Esse é só um exemplo, talvez o mais importante, mas somente um ponto que temos de abordar para, de fato, traçar uma “estratégia digital brasileira”. O desenvolvimento desse mercado no Brasil não passa por isenções fiscais ou investimentos a créditos subsidiados pelo Tesouro. O verdadeiro crescimento – e a maior ajuda que o governo pode prestar ao mercado digital – é “tirar o seu time de campo” e garantir as condições básicas (condições competitivas iguais a todos, mercado de capitais eficiente, baixas cargas tributárias, etc.) para que os empreendedores do setor possam fazer o seu trabalho de criar empresas duradouras que gerem empregos e melhorem as condições de vida de todos nós consumidores.
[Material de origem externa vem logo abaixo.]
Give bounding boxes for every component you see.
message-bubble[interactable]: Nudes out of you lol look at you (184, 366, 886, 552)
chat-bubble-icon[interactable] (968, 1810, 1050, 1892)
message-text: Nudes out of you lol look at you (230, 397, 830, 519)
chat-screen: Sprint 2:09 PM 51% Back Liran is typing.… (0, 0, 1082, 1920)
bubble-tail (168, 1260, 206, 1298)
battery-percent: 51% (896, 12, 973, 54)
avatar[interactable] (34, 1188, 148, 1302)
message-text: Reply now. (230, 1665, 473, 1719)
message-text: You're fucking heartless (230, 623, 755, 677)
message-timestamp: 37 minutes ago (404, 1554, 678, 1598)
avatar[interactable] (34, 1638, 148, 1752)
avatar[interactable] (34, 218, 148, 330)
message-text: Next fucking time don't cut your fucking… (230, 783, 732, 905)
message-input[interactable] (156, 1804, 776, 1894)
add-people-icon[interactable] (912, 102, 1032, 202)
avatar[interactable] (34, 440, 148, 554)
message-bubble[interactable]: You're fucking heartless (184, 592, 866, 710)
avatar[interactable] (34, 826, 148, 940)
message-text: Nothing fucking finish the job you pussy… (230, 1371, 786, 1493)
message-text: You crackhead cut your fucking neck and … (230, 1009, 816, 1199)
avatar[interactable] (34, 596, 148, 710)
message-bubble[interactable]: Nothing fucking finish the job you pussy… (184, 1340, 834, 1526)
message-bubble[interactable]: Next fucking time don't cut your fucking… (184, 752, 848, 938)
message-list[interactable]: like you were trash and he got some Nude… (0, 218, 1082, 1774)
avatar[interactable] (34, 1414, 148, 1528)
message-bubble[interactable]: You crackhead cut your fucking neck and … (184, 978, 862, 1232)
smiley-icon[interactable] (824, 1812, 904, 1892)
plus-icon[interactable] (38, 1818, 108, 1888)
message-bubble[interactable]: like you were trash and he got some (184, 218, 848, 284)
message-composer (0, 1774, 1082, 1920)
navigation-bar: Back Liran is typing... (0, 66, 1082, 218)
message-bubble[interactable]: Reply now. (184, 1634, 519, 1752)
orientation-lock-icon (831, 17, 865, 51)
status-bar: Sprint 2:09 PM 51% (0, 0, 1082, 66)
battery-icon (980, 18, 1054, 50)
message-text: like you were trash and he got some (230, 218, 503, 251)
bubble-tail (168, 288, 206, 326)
[1] O que alias, suscita outra crítica: não seriam os consumidores – e não técnicos do governo – que deveriam escolher se um produto é ou não inovador ao decidir comprar um determinado produto em detrimento de outro?
[2] Existe uma ressalva a ser feita pois desde 2014 (23 anos após o surgimento da lei), após aprovação de uma emenda, o empresário já está protegido com uma habilitação provisória liberada 30 dias depois do protocolo do pedido.